The police districts, meanwhile, have their own report: it admits to just 464 unidentified bodies buried in unmarked graves, of which nine were found from the Jhelum river. The SHRC report notes that even in these 464 cases, the police have not maintained identification profiles. This has come as a major impediment in comparing with the profiles provided by the kin of disappeared people to identify victims.

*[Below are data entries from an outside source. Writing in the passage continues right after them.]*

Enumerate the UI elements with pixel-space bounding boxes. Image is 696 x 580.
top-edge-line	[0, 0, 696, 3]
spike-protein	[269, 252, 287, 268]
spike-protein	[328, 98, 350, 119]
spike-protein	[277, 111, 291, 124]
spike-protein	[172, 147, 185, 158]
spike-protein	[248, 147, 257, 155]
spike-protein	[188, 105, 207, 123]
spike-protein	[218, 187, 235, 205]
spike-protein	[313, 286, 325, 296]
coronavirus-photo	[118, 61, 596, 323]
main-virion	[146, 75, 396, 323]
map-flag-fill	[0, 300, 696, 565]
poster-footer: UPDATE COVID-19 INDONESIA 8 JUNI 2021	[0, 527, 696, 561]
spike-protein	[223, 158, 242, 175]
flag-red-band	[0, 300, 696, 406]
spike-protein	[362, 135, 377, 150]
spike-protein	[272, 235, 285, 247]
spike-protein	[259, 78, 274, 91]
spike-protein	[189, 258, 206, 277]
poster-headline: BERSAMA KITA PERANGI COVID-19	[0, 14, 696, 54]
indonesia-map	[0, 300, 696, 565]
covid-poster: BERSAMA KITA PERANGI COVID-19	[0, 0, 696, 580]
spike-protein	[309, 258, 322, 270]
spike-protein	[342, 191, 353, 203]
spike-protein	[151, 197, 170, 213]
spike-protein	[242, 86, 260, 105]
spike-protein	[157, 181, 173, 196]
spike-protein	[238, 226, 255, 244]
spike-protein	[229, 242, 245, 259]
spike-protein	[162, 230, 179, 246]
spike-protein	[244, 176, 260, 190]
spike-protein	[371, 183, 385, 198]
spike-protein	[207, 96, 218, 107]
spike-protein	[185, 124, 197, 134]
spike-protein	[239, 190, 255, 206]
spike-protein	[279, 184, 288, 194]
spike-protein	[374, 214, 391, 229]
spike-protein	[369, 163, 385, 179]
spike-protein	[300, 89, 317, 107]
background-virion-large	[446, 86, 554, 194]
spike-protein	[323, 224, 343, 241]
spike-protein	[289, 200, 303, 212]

Meanwhile, in the homes of the disappeared, there is finally hope that closure is near. Especially for people like Bilqees Manzoor, who’s gone up to the Supreme Court to get a definitive answer on her father Manzoor Ahmed Dar’s disappearance in January 2002. He was picked up one midnight by officials of the 35 Rashtriya Rifles and he never returned. Says Bilqees, “We can never say he is dead because we have not seen his dead body. There was never any case of sedition against him and an inquiry has indicted the RR officers. We were threatened and even offered money to keep quiet, but all I want is a confirmation either way.” For the kith and kin of Kashmir’s missing, finally there’s the possibility of the truth being uncovered. As Zahiruddin, editor of the Urdu daily Al Safa, points out, “Even the wives of those who have disappeared cannot remarry...since there are no death certificates. These women, the ‘half-widows’, have often been thrown out by their in-laws and are on the streets. Even the property of the missing cannot be distributed to their heirs for 90 years in the absence of definitive proof of death.”
Zahiruddin, whose book Did They Vanish Into Thin Air first documented the disappeared people in 1996, says that 15 per cent of these unmarked graves are also bodies of those abducted and killed by militants. He voices the apprehension felt in many quarters that the government would wield the axe on the SHRC for “this embarrassment and try and dilute the final report by replacing those responsible for outing it with more pliable people”.
The separatist camp has responded to the development by demanding a probe by an international agency like the UN War Crimes Tribunal. Hurriyat leader Syed Ali Shah Geelani believes the report has been stage-managed by the government to divert the attention of the international community. Chief minister Omar Abdullah has responded by saying that this is the right time to set up a Truth and Reconciliation Commission to examine the killings by all sides in Kashmir in the last 21 years. It seems the lid has finally lifted on a dark chapter in Kashmir’s history.